Gradient was founded in 2022 by Chris Chang, Mark Huang, and Forrest Moret after the trio worked on AI products at other technology companies and based on a belief that LLMs could be transformative for the enterprise if they had a reliable way to add private and proprietary data to them. To do so, Gradient developed a platform that hosts a number of open source LLMs, including Meta's Llama 2, which users can fine-tune to their needs and based on particular use cases, such as data reconciliation, context-gathering, and paperwork processing.
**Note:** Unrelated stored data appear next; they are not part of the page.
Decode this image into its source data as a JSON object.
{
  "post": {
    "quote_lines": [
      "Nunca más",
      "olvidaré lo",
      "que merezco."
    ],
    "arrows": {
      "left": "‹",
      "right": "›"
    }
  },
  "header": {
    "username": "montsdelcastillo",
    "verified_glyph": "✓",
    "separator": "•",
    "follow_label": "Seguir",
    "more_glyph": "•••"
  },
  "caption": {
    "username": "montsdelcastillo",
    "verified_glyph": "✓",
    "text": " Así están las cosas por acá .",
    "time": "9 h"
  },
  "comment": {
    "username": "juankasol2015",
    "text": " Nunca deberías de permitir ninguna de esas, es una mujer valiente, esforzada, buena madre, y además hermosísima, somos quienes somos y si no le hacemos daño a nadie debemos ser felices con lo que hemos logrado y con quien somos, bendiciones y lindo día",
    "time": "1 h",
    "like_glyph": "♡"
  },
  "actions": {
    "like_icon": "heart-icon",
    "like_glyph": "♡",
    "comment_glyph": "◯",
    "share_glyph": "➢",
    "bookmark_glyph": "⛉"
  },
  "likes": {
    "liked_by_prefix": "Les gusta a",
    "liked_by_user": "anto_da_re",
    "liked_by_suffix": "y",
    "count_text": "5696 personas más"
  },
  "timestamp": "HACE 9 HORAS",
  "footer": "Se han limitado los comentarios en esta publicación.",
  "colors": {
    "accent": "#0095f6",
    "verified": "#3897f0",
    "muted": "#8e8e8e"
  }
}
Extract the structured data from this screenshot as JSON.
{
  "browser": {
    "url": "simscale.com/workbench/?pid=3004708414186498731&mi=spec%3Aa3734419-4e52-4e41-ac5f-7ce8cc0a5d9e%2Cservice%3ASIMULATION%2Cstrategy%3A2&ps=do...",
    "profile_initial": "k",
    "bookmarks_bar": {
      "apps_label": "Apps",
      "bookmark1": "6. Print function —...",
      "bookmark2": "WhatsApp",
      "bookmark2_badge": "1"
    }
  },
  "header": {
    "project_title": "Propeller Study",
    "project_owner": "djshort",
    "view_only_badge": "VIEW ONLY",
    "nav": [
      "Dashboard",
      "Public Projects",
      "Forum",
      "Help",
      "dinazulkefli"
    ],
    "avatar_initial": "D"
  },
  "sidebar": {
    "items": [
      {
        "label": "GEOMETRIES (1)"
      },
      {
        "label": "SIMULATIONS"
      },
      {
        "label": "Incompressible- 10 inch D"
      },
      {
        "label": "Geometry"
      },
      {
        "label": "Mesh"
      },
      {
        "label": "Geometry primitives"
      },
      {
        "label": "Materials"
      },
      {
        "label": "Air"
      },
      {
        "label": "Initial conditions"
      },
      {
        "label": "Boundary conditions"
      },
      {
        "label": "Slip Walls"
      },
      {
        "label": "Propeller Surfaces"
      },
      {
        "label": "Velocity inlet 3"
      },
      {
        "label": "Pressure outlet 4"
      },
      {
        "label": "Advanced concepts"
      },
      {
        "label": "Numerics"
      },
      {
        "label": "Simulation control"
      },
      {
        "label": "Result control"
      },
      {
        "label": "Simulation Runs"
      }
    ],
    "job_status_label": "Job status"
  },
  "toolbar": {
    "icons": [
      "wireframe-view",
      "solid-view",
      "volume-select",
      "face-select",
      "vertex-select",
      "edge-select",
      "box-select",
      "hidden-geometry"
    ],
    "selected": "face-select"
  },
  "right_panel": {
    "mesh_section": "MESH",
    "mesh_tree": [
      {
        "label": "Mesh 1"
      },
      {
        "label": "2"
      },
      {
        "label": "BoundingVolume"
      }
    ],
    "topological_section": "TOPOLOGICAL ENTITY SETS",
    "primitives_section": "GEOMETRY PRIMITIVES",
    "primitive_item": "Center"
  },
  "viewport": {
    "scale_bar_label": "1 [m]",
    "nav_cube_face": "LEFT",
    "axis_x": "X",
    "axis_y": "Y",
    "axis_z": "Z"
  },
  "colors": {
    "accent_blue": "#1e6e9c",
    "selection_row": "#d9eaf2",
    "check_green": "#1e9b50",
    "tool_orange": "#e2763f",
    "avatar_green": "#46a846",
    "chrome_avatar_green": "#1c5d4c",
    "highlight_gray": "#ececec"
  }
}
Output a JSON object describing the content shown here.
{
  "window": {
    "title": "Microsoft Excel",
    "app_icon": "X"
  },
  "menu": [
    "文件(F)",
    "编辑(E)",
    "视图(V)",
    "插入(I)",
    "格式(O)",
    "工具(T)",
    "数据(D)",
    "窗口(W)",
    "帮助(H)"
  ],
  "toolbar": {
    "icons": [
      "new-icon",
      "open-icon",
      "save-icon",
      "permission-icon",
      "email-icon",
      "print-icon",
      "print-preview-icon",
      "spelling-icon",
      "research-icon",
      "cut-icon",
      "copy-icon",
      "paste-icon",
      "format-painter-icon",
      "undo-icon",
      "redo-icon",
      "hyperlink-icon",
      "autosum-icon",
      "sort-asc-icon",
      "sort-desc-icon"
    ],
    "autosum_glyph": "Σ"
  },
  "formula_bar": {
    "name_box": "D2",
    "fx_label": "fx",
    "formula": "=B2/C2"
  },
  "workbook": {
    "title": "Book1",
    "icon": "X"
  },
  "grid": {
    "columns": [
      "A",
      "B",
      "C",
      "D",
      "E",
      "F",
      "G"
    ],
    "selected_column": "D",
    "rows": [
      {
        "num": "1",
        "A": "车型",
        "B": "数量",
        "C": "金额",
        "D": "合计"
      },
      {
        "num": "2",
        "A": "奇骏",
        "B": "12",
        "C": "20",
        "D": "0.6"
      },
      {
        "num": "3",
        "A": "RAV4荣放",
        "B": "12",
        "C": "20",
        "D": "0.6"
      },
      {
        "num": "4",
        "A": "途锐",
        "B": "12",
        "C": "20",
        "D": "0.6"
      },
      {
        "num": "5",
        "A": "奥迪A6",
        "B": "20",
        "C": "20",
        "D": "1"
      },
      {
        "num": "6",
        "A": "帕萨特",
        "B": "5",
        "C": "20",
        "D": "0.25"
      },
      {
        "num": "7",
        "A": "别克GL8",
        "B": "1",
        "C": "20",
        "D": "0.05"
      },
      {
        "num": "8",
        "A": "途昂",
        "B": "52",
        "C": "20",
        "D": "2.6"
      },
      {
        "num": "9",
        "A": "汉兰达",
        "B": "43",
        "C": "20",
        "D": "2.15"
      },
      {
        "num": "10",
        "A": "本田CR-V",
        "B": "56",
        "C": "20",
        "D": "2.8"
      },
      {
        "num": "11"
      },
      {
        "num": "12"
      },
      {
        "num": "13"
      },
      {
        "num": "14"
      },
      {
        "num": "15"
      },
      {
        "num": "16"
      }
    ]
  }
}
Gradient's platform is developed to allow users to fine-tune LLM models in the cloud with private and proprietary data. To do this, Gradient hosts the models in a single place, in Gradient's AI Cloud, to help reduce overhead while guaranteeing low latency and ensuring that models and data are secured and privacy is maintained, keeping them compliant with SOC 2 and HIPAA regulations, among others. This is intended to allow users in sensitive industries, including healthcare, finance, legal, and education sectors, to use LLMs without concerns.
Gradient also offers APIs to allow users to fine-tune their models through an API, including creating a private instance of a base model and instructing that model on private or proprietary data to see how the model learns in real time. These APIs are developed to be able to be embedded or integrated into other platforms as well, to allow users to have full control of the data used and what is generated from the platform, including ensuring no one outside of a private workplace can have access to those models and generations.